American president Scott Kirby believes there is a strong correlation between fuel prices and revenue. Low fuel prices mean lower revenue, but he believes the opposite is also true. “You wind up with less capacity when oil prices go up and [ticket] prices go up,” he explained. (According to Heimlich, US airfares are at their lowest point in at least six years “whether you include ancillary fees or not.”)

So, if fuel prices go up, capacity will be kept in check, airfares will rise and so will revenue, right? “If you believe it, it’s an easy investment” to buy airline stock, Kirby said. “If you don’t, it’s not.”

Parker and Delta CEO Ed Bastian are insistent that the US airline industry has fundamentally changed. Sure, low fuel prices are a bonus, but the “new” post-consolidation, post-bankruptcy restructuring US airline industry is built to be profitable no matter what the circumstances, they believe.

Bastian has pointed out that per barrel oil prices averaged $55 in 2005, nearly identical to 2015’s $54 average. Yet the industry bled red ink in 2005 (Delta alone incurred $10 billion in combined net losses in 2005 and 2006).

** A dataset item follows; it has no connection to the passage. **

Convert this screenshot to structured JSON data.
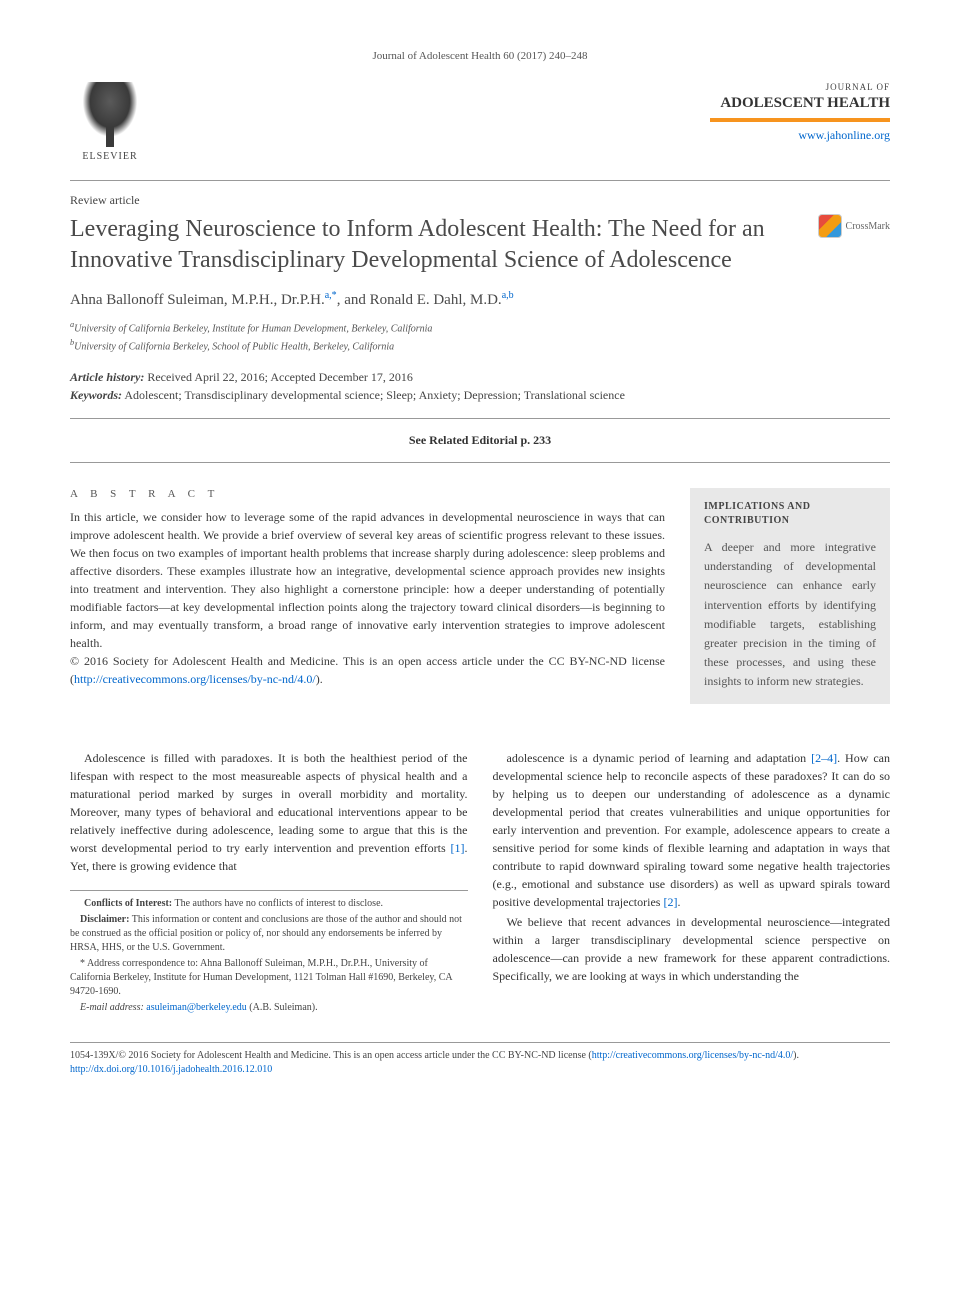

“A lot of the [restructuring] work [US airlines have] done over the last several years is to allow them to be able to respond quickly to changes in fuel prices,” particularly by making “tweaks of [aircraft] delivery schedules and tweaks of … growth plans,” Heimlich said.

“If I were a short-term investor, I would be focused on tomorrow’s revenue,” Parker said. But Parker and his brethren at other US airlines say they are fanatically focused on the long view and believe investors in for the long haul will be handsomely rewarded.

US airlines love low fuel prices, but a rise in energy costs may actually be what they need to prove their durability to the stock market.